For a long time, scientists thought they knew why the kangaroo is isolated on the huge island of Australia, way out there in the wide and lonely ocean. Surely his ancestors must have been carried off ages ago, when their island drifted like a raft, away from the other large continents. This was a good theory, but nobody could prove it true or false. Now some amazing new evidence is coming to light. Actually it is not about kangaroos, but indirectly it promises to explain how they came to survive and thrive only in Australia. At last, we almost know the answer.
This story takes us around the globe and many millions of years back into the earth's history. So let's begin it close to home and allow one of our own animals to lead us along in easy stages. Our timid little opossum has a built
in pouch, where she nurses her helpless babes. She is a marsupial mammal. However, the kangaroo and all her other marsupial kinfolk live in faraway Australia and on several nearby islands.
Obviously the marsupial family got separated. Perhaps our opossum got left behind when his kinfolk went on a global journey. The answer lies in the remote past, perhaps 200 million years ago. This was when the first simple little mammals arrived in a world of fishes and frogs, insects and lizards.
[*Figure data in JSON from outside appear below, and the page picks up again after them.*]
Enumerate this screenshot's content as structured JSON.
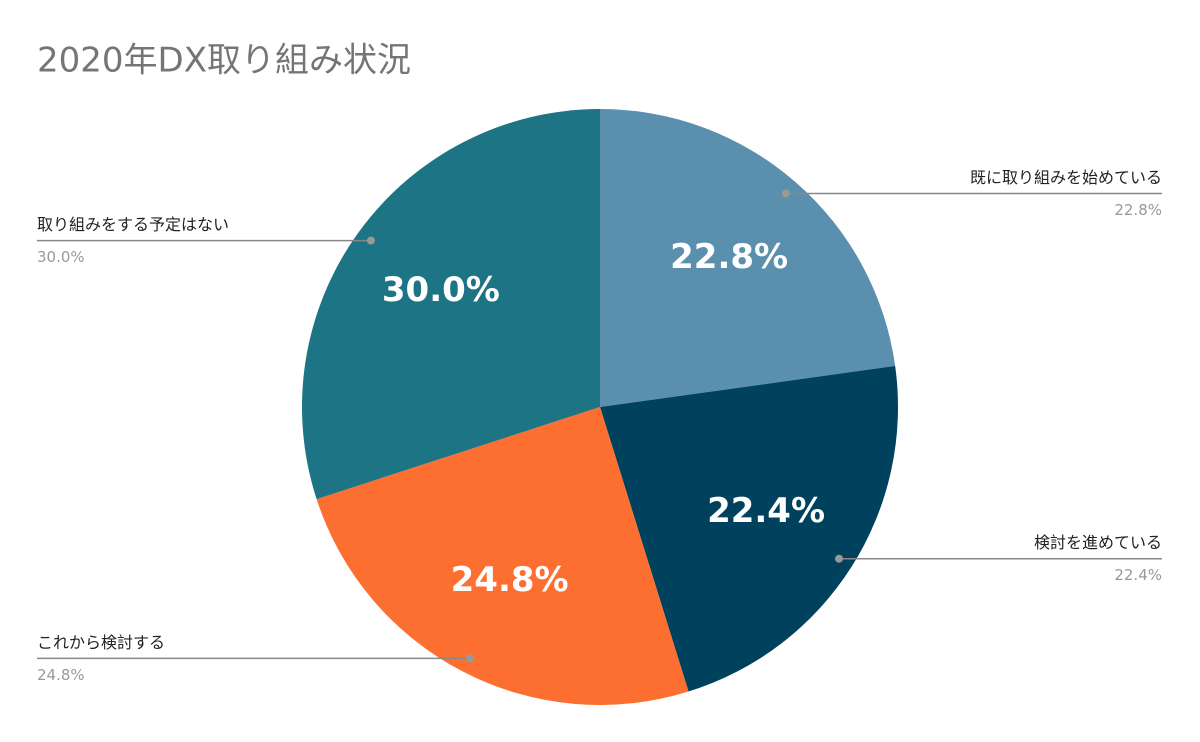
{
  "chart_data": {
    "type": "pie",
    "title": "2020年DX取り組み状況",
    "categories": [
      "既に取り組みを始めている",
      "検討を進めている",
      "これから検討する",
      "取り組みをする予定はない"
    ],
    "values": [
      22.8,
      22.4,
      24.8,
      30.0
    ],
    "value_labels": [
      "22.8%",
      "22.4%",
      "24.8%",
      "30.0%"
    ],
    "colors": [
      "#5a8fad",
      "#00425e",
      "#fd6f31",
      "#1d7484"
    ]
  }
}
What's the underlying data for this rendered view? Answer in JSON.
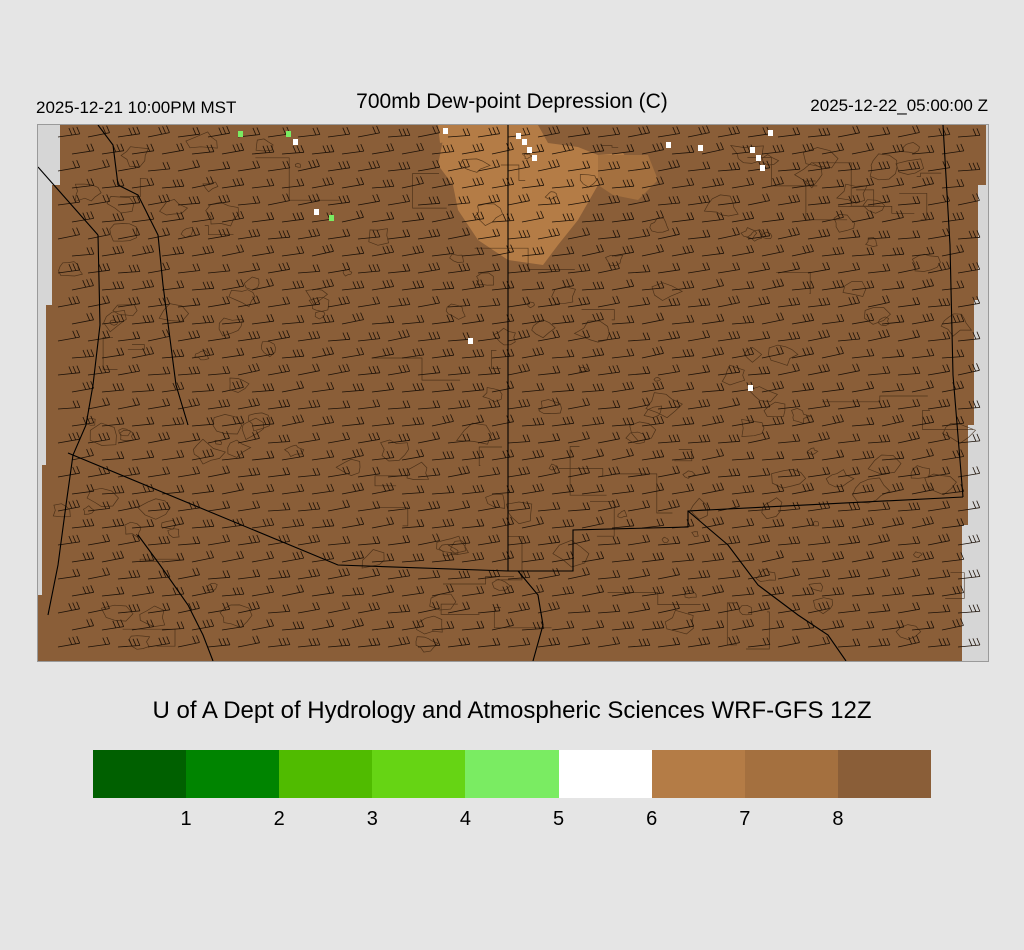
{
  "header": {
    "local_time": "2025-12-21 10:00PM MST",
    "title": "700mb Dew-point Depression (C)",
    "valid_time": "2025-12-22_05:00:00 Z"
  },
  "credit": "U of A Dept of Hydrology and Atmospheric Sciences WRF-GFS 12Z",
  "legend": {
    "colors": [
      "#006000",
      "#008400",
      "#50bb00",
      "#66d414",
      "#7aec62",
      "#ffffff",
      "#b47c46",
      "#a4703f",
      "#8a5e38"
    ],
    "ticks": [
      "1",
      "2",
      "3",
      "4",
      "5",
      "6",
      "7",
      "8"
    ]
  },
  "map": {
    "field_color": "#8a5e38",
    "lighter_region_color": "#b47c46",
    "background_color": "#d6d6d6"
  }
}
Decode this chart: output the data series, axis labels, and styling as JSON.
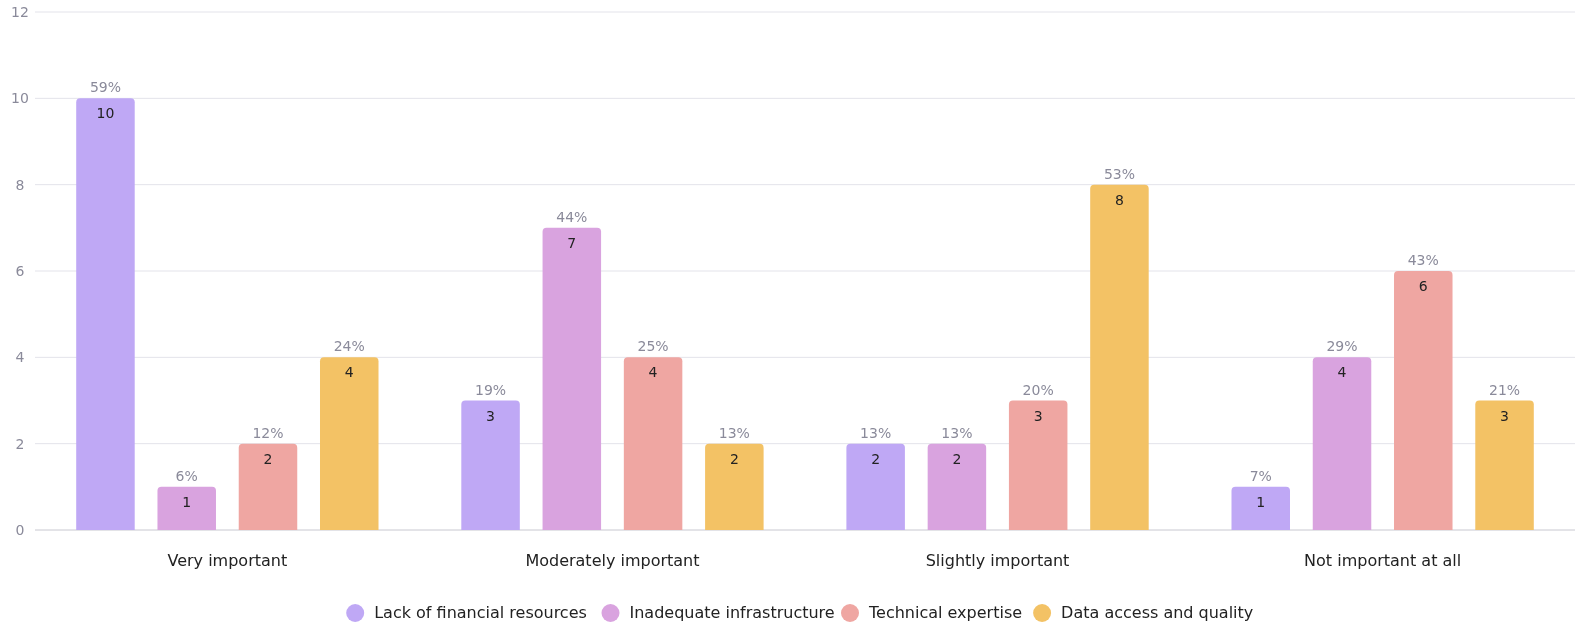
{
  "chart_data": {
    "type": "bar",
    "categories": [
      "Very important",
      "Moderately important",
      "Slightly important",
      "Not important at all"
    ],
    "series": [
      {
        "name": "Lack of financial resources",
        "color": "#bfa8f5",
        "values": [
          10,
          3,
          2,
          1
        ]
      },
      {
        "name": "Inadequate infrastructure",
        "color": "#d9a3df",
        "values": [
          1,
          7,
          2,
          4
        ]
      },
      {
        "name": "Technical expertise",
        "color": "#efa6a2",
        "values": [
          2,
          4,
          3,
          6
        ]
      },
      {
        "name": "Data access and quality",
        "color": "#f3c265",
        "values": [
          4,
          2,
          8,
          3
        ]
      }
    ],
    "annotations": [
      "59%",
      "19%",
      "13%",
      "7%",
      "6%",
      "44%",
      "13%",
      "29%",
      "12%",
      "25%",
      "20%",
      "43%",
      "24%",
      "13%",
      "53%",
      "21%"
    ],
    "ylim": [
      0,
      12
    ],
    "yticks": [
      0,
      2,
      4,
      6,
      8,
      10,
      12
    ],
    "grid": "y",
    "legend": "bottom",
    "data_labels": true
  }
}
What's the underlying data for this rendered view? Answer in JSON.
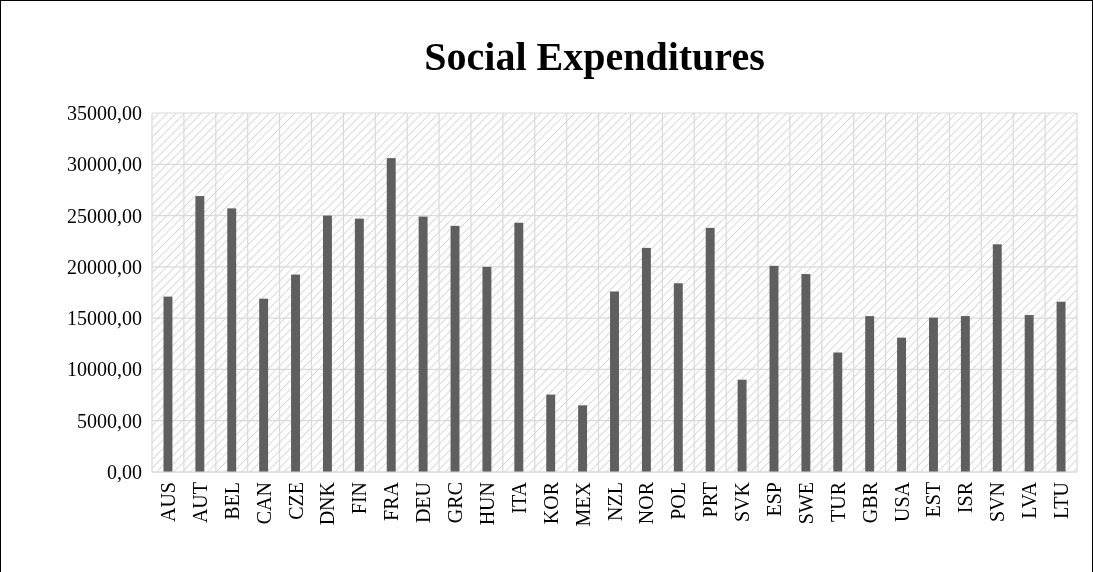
{
  "chart_data": {
    "type": "bar",
    "title": "Social Expenditures",
    "categories": [
      "AUS",
      "AUT",
      "BEL",
      "CAN",
      "CZE",
      "DNK",
      "FIN",
      "FRA",
      "DEU",
      "GRC",
      "HUN",
      "ITA",
      "KOR",
      "MEX",
      "NZL",
      "NOR",
      "POL",
      "PRT",
      "SVK",
      "ESP",
      "SWE",
      "TUR",
      "GBR",
      "USA",
      "EST",
      "ISR",
      "SVN",
      "LVA",
      "LTU"
    ],
    "values": [
      17100,
      26900,
      25700,
      16900,
      19250,
      25000,
      24700,
      30600,
      24900,
      24000,
      20000,
      24300,
      7550,
      6500,
      17600,
      21850,
      18400,
      23800,
      9000,
      20100,
      19300,
      11650,
      15200,
      13100,
      15050,
      15200,
      22200,
      15300,
      16600
    ],
    "color": "#5f5f5f",
    "ylim": [
      0,
      35000
    ],
    "yticks": [
      {
        "value": 0,
        "label": "0,00"
      },
      {
        "value": 5000,
        "label": "5000,00"
      },
      {
        "value": 10000,
        "label": "10000,00"
      },
      {
        "value": 15000,
        "label": "15000,00"
      },
      {
        "value": 20000,
        "label": "20000,00"
      },
      {
        "value": 25000,
        "label": "25000,00"
      },
      {
        "value": 30000,
        "label": "30000,00"
      },
      {
        "value": 35000,
        "label": "35000,00"
      }
    ],
    "grid": true
  }
}
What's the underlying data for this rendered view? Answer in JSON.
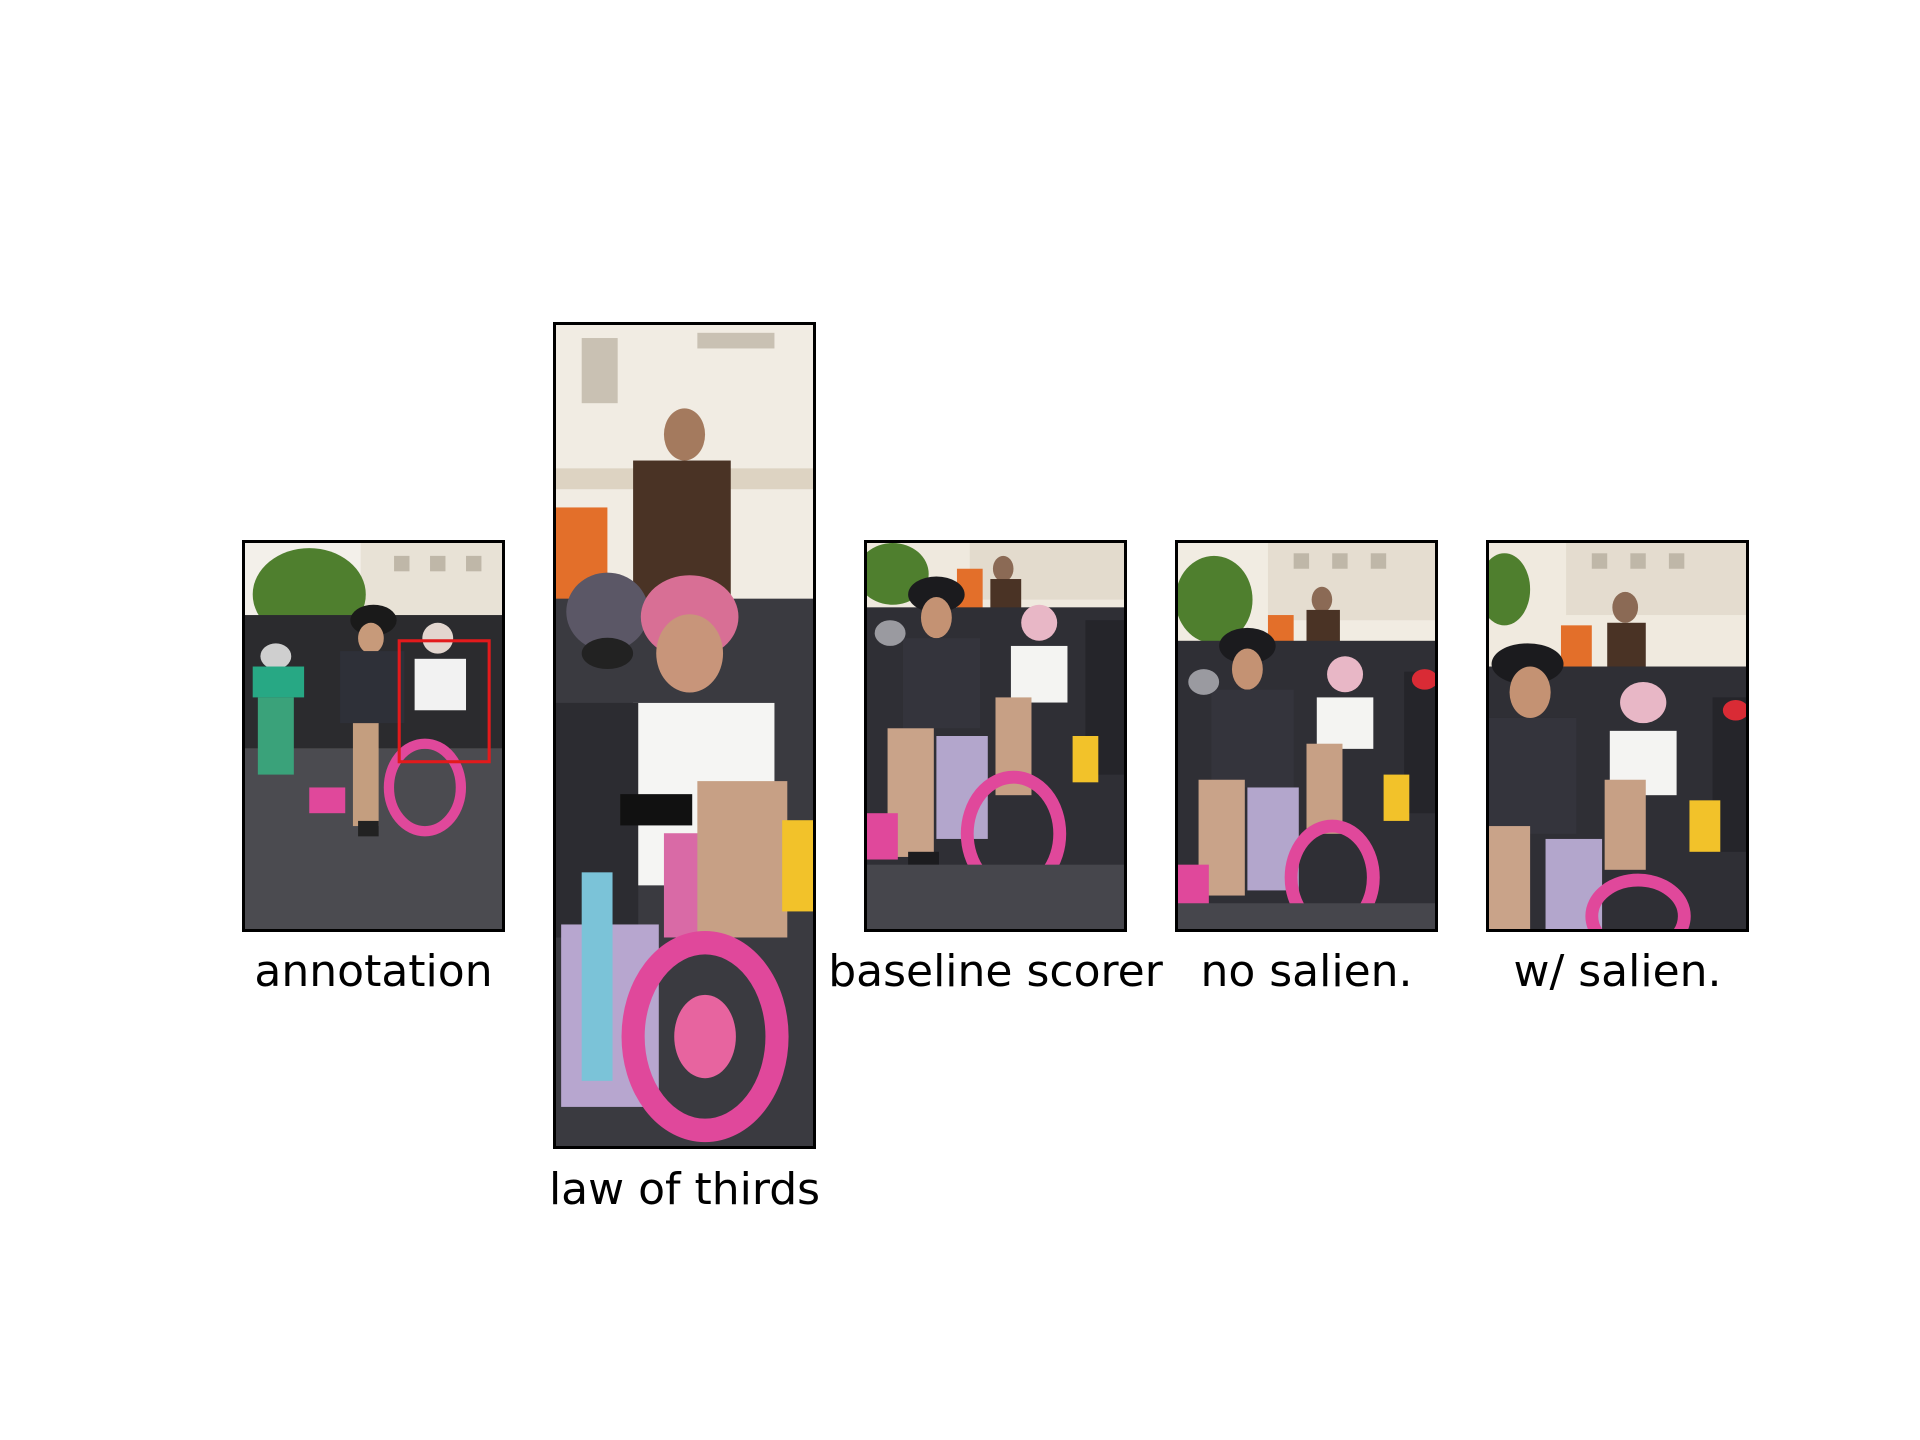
{
  "figure": {
    "panels": [
      {
        "key": "annotation",
        "caption": "annotation",
        "has_annotation_box": true,
        "box_color": "#e31a1c"
      },
      {
        "key": "law_of_thirds",
        "caption": "law of thirds"
      },
      {
        "key": "baseline_scorer",
        "caption": "baseline scorer"
      },
      {
        "key": "no_salien",
        "caption": "no salien."
      },
      {
        "key": "w_salien",
        "caption": "w/ salien."
      }
    ]
  }
}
Many experts suspect that the early mammals gave birth to helpless, unformed babes and nursed them in the mothers’ pouches.
Animals change through the ages and so does the earth. Right now, earth scientists are tracing the map as it was 200 million years ago. Several of our separate continents then were huddled together, like jig
saw pieces separated by narrow seas. Antarctica was nestled close to Africa, India and Australia. Perhaps there were dry bridges across the narrow seas and the four footed animals wandered all over the dry land. In the past two years, researchers have found fossils of a mammal type reptile who lived in Antarctica, Africa and India.
He shared his world with the early mammals, and no doubt many of the marsupial types lived in the jigsaw piece that became Australia. Slowly, very slowly their island raft inched them far out into the Pacific Ocean. Through the ages they improved, but they kept their pouches. Meantime on other continents, pouches went out of style. Mammal babies developed much longer and more fully inside the bodies of their mothers. Only our little opossum gave birth to immature babies and nursed them in her pouch.
The mystery is why the kangaroos and other Australian marsupials did not change with the times. Some experts suspect that life was harder on other continents. Fast meat eaters preyed on the gentle vegetarians and toting around helpless infants became cumbersome. Perhaps the mammals just had to give birth to babies that could be hidden and left for a while. Certainly our opossum, with her load of infants, leads a risky life. But how her ancestors managed to survive when pouches went out of style is another story.